I wouldn't put it that well, but yes, that's essentially what I'm saying. Perhaps not start with our imagination.
Janus October 31, 2024 at 23:34 #943445
Quoting Count Timothy von Icarus
BTW, I agree with you here. I feel like there have been knock down arguments against correspondence for millennia at this point, e.g. Plotinus asks how one might step outside one's beliefs and experiences to compare them with the world. Yet it has trucked along nonetheless.


It seems to me that the problem with some people's understanding of correspondence rules it our while a more sensible understanding makes it central to human life. Even Tarski's 'T-sentence' essentially expresses the logic of correspondence. The sentence "snow is white" is true if an only if snow is white. (As Aristotle would have it "to say of what is so that it is so" (loosely paraphrased).
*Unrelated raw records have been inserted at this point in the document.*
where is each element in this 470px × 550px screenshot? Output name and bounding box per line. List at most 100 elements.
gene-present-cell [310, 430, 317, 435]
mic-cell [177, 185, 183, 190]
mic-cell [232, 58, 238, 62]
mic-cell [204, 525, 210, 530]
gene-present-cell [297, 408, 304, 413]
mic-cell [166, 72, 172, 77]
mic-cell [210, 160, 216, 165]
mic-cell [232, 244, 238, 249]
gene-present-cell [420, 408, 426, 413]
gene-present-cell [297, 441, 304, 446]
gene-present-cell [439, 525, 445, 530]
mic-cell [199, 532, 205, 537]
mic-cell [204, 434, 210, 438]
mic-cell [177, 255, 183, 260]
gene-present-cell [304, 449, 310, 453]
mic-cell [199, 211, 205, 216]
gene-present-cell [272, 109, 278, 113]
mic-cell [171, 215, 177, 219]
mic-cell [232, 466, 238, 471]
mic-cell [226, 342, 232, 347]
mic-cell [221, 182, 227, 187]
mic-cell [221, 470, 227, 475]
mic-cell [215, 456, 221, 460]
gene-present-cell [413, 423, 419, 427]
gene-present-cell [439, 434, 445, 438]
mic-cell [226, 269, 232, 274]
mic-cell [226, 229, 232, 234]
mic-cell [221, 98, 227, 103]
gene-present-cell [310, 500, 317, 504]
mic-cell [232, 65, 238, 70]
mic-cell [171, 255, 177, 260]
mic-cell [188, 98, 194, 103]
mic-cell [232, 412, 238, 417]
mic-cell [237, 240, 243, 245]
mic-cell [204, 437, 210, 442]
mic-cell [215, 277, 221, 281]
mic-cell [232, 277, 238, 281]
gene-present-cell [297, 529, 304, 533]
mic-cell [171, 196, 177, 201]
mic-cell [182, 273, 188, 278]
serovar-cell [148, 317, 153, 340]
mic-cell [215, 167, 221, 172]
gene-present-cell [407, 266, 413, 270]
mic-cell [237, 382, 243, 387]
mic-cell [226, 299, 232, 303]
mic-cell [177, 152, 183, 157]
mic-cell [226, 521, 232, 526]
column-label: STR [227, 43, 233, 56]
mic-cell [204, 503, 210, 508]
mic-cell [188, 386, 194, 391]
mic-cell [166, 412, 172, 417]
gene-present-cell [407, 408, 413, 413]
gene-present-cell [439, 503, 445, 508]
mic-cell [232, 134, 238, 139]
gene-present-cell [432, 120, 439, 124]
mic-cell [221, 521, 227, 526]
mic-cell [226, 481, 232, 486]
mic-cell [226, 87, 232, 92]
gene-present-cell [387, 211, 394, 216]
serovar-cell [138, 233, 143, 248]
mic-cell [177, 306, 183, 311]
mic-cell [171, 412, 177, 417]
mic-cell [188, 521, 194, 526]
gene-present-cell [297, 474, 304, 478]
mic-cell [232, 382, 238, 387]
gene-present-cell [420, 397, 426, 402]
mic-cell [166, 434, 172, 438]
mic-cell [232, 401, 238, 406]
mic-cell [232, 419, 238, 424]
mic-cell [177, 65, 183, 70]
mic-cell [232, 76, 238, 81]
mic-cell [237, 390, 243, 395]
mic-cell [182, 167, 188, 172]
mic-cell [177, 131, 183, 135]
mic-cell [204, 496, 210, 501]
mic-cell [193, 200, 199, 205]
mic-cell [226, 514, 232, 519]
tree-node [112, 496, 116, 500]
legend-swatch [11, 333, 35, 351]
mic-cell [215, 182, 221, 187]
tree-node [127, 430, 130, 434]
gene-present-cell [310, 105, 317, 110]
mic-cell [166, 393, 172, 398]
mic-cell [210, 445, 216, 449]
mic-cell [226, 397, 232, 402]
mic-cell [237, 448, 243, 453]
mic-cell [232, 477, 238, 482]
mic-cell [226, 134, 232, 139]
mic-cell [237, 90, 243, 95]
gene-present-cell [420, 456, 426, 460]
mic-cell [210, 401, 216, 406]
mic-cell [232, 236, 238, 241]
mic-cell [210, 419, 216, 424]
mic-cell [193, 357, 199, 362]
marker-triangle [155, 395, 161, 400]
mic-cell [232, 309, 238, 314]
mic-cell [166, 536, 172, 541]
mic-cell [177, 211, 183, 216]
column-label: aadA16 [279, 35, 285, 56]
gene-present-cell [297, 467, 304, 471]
The reality being corresponded to is not the arcane reality of the "in itself" but the ordinary empirical reality of human experience. Of course we can't check to see if our assertions correspond to the imagined (for us) reality of the in itself, but we can at least in prinicple check whether our assertions correspond to the common human experience and judgement we share and inhabit.
Count Timothy von Icarus November 01, 2024 at 11:04 #943525
Reply to Janus

Yes, I think you're correct, one can think of correspondence in a looser sense and I think it is in this looser sense that it remains so popular amongst philosophers. And one can add notions of pragmatism, coherence, or identity to the correspondence view without necessarily altering its core intuition.